Monday 30 January 2012

"Geert Wilders Says There's No Such Thing as Moderate Islam"

I picked up the latest Newsweek the other day, when I had nothing else to read and liked the cover.  Mind, I don't often pick up Newsweek; it's hopelessly leftie, but of a sort that I can't abide usually: that is, simplistic, shallow, insipid. Not at all like, say, the The New Yorker, also a leftie mag, which I happily read from week to week, or The Atlantic, ditto.
The "Newsweek magazine" inside had a longish story by Christopher Dickey about the Dutch politician Geert Wilders, titled as above, and subtitled: "Can't Someone Tell Geert Wilders to Stop His Anti-Muslim Diatribes Before Somebody Gets Hurt?".

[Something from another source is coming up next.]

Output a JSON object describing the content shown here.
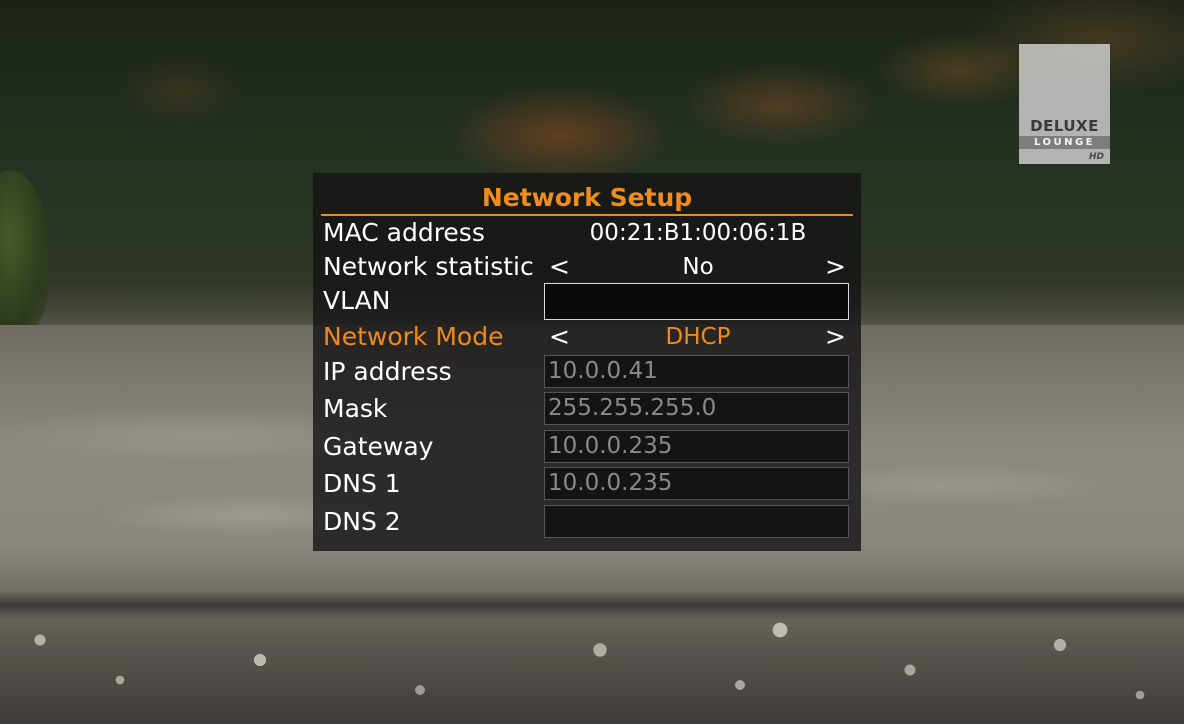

This is a trashy piece, long on ad hominem short on analysis of what Wilders has actually said in his years talking on the topic of Islam.  And the sub-title's a shocker.  For a start, Wilders doesn't do "diatribes" against Muslims, but speeches against the ideology of Islam (for Dickey, I guess it's a "speech" if he agrees with it; a "diatribe" if he doesn't).  Muslims as people and Islam as ideology are very different things; Wilders has been at pains to point this out time and again.  Dickey may not know this, in which case he's inexcusably ignorant, or he knows and doesn't care, or mixes the two deliberately duplicitously, to heighten the impression that Wilders is a "bigot" and "islamophobe".
I think Wilders has made a tactical error in calling for the banning of the Koran.

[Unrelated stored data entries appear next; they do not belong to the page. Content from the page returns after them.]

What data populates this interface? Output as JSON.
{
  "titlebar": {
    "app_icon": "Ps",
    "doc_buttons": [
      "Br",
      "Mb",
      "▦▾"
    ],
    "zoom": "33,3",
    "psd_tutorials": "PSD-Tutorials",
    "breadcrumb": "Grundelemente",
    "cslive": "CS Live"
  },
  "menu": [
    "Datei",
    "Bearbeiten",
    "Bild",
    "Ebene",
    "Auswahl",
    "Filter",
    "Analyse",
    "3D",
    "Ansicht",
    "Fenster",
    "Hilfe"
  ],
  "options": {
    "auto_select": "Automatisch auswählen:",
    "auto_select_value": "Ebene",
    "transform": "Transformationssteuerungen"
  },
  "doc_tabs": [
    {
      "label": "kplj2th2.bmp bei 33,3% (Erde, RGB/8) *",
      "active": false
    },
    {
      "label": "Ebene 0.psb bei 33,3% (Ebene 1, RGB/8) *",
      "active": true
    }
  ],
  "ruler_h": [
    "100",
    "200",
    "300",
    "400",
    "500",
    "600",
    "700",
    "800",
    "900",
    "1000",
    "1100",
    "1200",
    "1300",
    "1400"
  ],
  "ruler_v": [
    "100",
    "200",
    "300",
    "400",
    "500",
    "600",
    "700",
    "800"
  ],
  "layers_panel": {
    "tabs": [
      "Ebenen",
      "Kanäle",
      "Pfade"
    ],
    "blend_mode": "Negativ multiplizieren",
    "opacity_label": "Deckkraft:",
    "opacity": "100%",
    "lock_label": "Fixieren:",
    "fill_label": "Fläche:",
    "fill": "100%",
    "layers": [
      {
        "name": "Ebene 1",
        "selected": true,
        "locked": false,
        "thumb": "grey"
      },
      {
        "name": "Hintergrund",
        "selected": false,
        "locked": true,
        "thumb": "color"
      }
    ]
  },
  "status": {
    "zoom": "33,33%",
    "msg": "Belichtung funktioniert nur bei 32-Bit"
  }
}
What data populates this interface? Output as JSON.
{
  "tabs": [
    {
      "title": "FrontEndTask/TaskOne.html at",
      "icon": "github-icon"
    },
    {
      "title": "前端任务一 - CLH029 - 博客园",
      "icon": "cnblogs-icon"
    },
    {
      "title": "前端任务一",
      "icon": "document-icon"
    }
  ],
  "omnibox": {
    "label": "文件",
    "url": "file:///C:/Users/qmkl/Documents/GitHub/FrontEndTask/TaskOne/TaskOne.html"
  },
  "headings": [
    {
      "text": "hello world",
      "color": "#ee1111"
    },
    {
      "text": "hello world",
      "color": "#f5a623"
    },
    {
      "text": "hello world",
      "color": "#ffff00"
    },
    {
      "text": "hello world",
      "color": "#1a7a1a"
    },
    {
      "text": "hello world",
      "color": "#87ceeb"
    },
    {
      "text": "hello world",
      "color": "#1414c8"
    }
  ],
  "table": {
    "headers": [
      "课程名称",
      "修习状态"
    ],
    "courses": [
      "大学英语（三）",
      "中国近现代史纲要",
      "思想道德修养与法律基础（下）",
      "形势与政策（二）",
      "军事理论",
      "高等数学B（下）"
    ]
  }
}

I know why he does it: he says that if Mein Kampf is banned, then for consistency so should the Koran, for it's equally supremacist and anti-semitic.  But he'd be better calling for no book banning rather than more -- indeed he does call for a European First Amendment, to entrench freedom of speech. A grand idea and one that he ought to highlight ahead of book banning...
But by calling for a banning of the Koran, that's what gets the news and makes it easy for his critics to label him extremist. ("bigoted diatribes by the Muslim-hating book burner!")

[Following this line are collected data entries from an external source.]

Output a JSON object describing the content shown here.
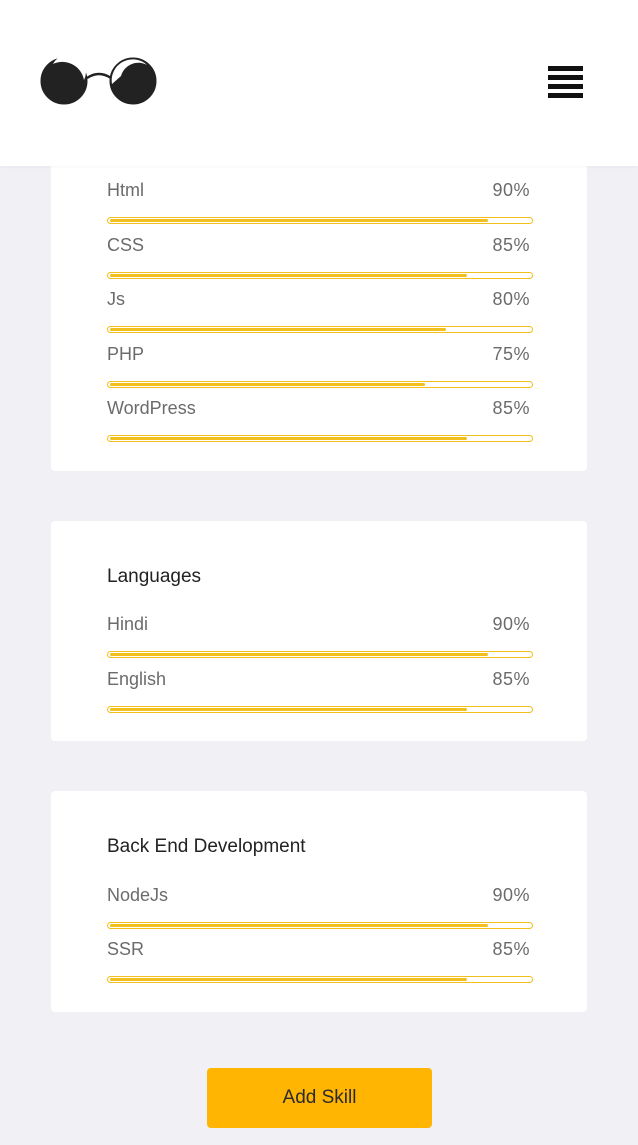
{
  "header": {
    "logo_name": "glasses-logo",
    "menu_icon": "hamburger-menu-icon"
  },
  "colors": {
    "accent": "#f3bf1d",
    "button": "#ffb502",
    "background": "#f0f0f5"
  },
  "cards": [
    {
      "title": "",
      "skills": [
        {
          "name": "Html",
          "percent_label": "90%",
          "percent": 90
        },
        {
          "name": "CSS",
          "percent_label": "85%",
          "percent": 85
        },
        {
          "name": "Js",
          "percent_label": "80%",
          "percent": 80
        },
        {
          "name": "PHP",
          "percent_label": "75%",
          "percent": 75
        },
        {
          "name": "WordPress",
          "percent_label": "85%",
          "percent": 85
        }
      ]
    },
    {
      "title": "Languages",
      "skills": [
        {
          "name": "Hindi",
          "percent_label": "90%",
          "percent": 90
        },
        {
          "name": "English",
          "percent_label": "85%",
          "percent": 85
        }
      ]
    },
    {
      "title": "Back End Development",
      "skills": [
        {
          "name": "NodeJs",
          "percent_label": "90%",
          "percent": 90
        },
        {
          "name": "SSR",
          "percent_label": "85%",
          "percent": 85
        }
      ]
    }
  ],
  "add_button": {
    "label": "Add Skill"
  }
}
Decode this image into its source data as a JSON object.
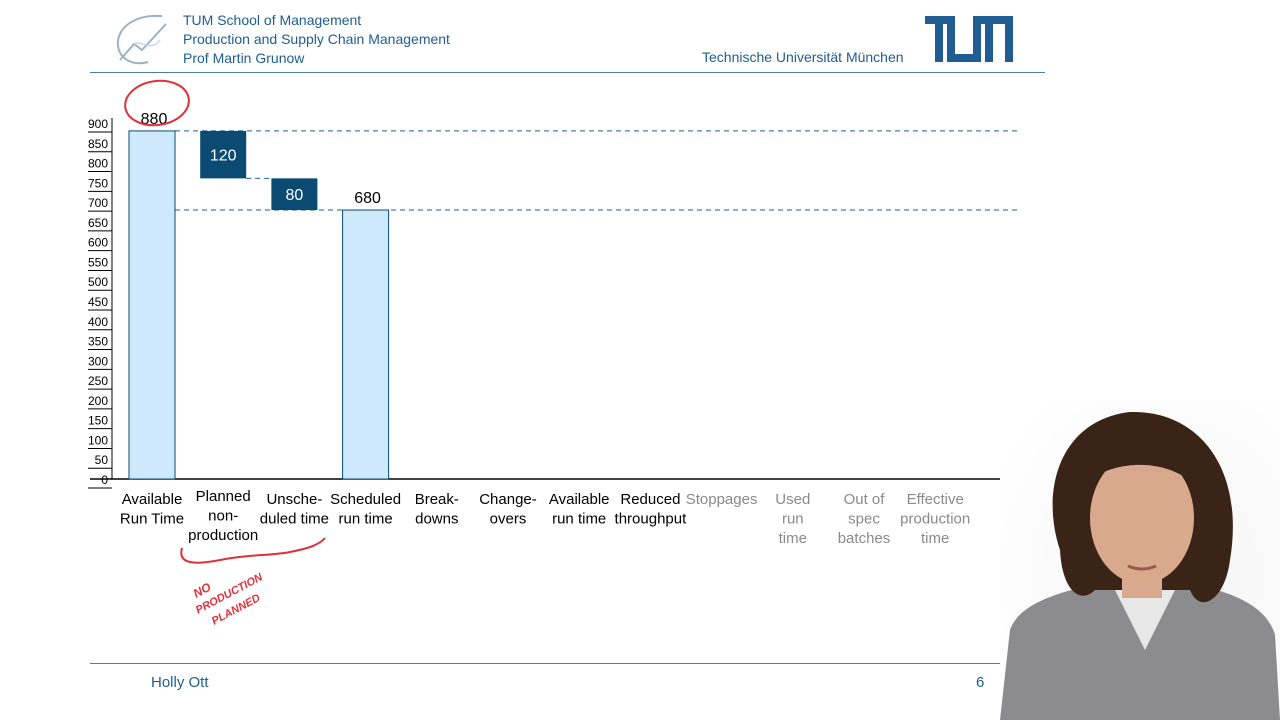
{
  "header": {
    "institution_lines": [
      "TUM School of Management",
      "Production and Supply Chain Management",
      "Prof Martin Grunow"
    ],
    "university": "Technische Universität München",
    "logo_text": "TUM"
  },
  "footer": {
    "presenter_name": "Holly Ott",
    "page_number": "6"
  },
  "annotations": {
    "handwritten": "NO PRODUCTION PLANNED"
  },
  "colors": {
    "accent": "#1f5d93",
    "bar_light": "#cde9fb",
    "bar_dark": "#0b4a73",
    "axis": "#000000",
    "muted_label": "#8a8a8a",
    "ink_red": "#e0313a"
  },
  "chart_data": {
    "type": "bar",
    "subtype": "waterfall",
    "ylim": [
      0,
      900
    ],
    "yticks": [
      0,
      50,
      100,
      150,
      200,
      250,
      300,
      350,
      400,
      450,
      500,
      550,
      600,
      650,
      700,
      750,
      800,
      850,
      900
    ],
    "categories": [
      {
        "label": "Available Run Time",
        "lines": [
          "Available",
          "Run Time"
        ],
        "muted": false
      },
      {
        "label": "Planned non-production",
        "lines": [
          "Planned",
          "non-",
          "production"
        ],
        "muted": false
      },
      {
        "label": "Unscheduled time",
        "lines": [
          "Unsche-",
          "duled time"
        ],
        "muted": false
      },
      {
        "label": "Scheduled run time",
        "lines": [
          "Scheduled",
          "run time"
        ],
        "muted": false
      },
      {
        "label": "Breakdowns",
        "lines": [
          "Break-",
          "downs"
        ],
        "muted": false
      },
      {
        "label": "Changeovers",
        "lines": [
          "Change-",
          "overs"
        ],
        "muted": false
      },
      {
        "label": "Available run time",
        "lines": [
          "Available",
          "run time"
        ],
        "muted": false
      },
      {
        "label": "Reduced throughput",
        "lines": [
          "Reduced",
          "throughput"
        ],
        "muted": false
      },
      {
        "label": "Stoppages",
        "lines": [
          "Stoppages"
        ],
        "muted": true
      },
      {
        "label": "Used run time",
        "lines": [
          "Used",
          "run",
          "time"
        ],
        "muted": true
      },
      {
        "label": "Out of spec batches",
        "lines": [
          "Out of",
          "spec",
          "batches"
        ],
        "muted": true
      },
      {
        "label": "Effective production time",
        "lines": [
          "Effective",
          "production",
          "time"
        ],
        "muted": true
      }
    ],
    "bars": [
      {
        "category_index": 0,
        "kind": "total",
        "base": 0,
        "value": 880,
        "label": "880"
      },
      {
        "category_index": 1,
        "kind": "loss",
        "base": 760,
        "value": 120,
        "label": "120"
      },
      {
        "category_index": 2,
        "kind": "loss",
        "base": 680,
        "value": 80,
        "label": "80"
      },
      {
        "category_index": 3,
        "kind": "total",
        "base": 0,
        "value": 680,
        "label": "680"
      }
    ],
    "reference_lines": [
      880,
      680
    ],
    "connectors": [
      760
    ]
  }
}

And some of his other views are expressed with a pungency that borders on confrontationalism.  The wonderful anti-jihad fighter, Ayaan Hirsi Ali suggests that some of Wilders' views could be somewhat more carefully expressed, and I agree with her.
But as to whether he's peddling lies about Islam: he's not.  There's much discussion in Islamic and non-Islamic circles about Islam vs moderate Islam, and whether Islam can be reformed.  It's doctrinally consistent and correct to say that there is only one Islam, and therefore no such thing as a "moderate Islam".
Muslims themselves say this.
Take Turkish Prime Minister Recep Erdogan who has said: "There is no such thing as moderate or immoderate Islam.  Islam's Islam and that's it.".  So, is Erdogan an "Islamophobe"?
Still, I think there's some strategic sense in acting as if there's a moderate Islam. [eg]
But, back to Wilders, it's not at all incorrect to argue that Islam's Islam, and that according to its core texts it's inherently violent.
Now, the article by Dickey, referenced above, is a case of what Bruce Bawer says "... this is what happens, alas, when a mind is so besotted with ideology as to blind itself to even the most obvious of realities".
What is encouraging, though, is that the comments tear into Dickey and his views (if we can dignify his half-digested inanities as "views").  They're having none of his rubbish.  In that sense they're like the commenters on a recent Karen Armstrong apologist piece in The Guardian, in which they tore into her duplicitous piece on an exhibition of the Hajj.  In this regard, the readers of Newsweek and The Guardian stand in stark contrast to those on the Daily Kos, where they are willfully ignorant of Islam -- which doesn't stop them, however, from heaping contumely on someone who does (E.A. Bell).  I wrote about that here, et. praecedente.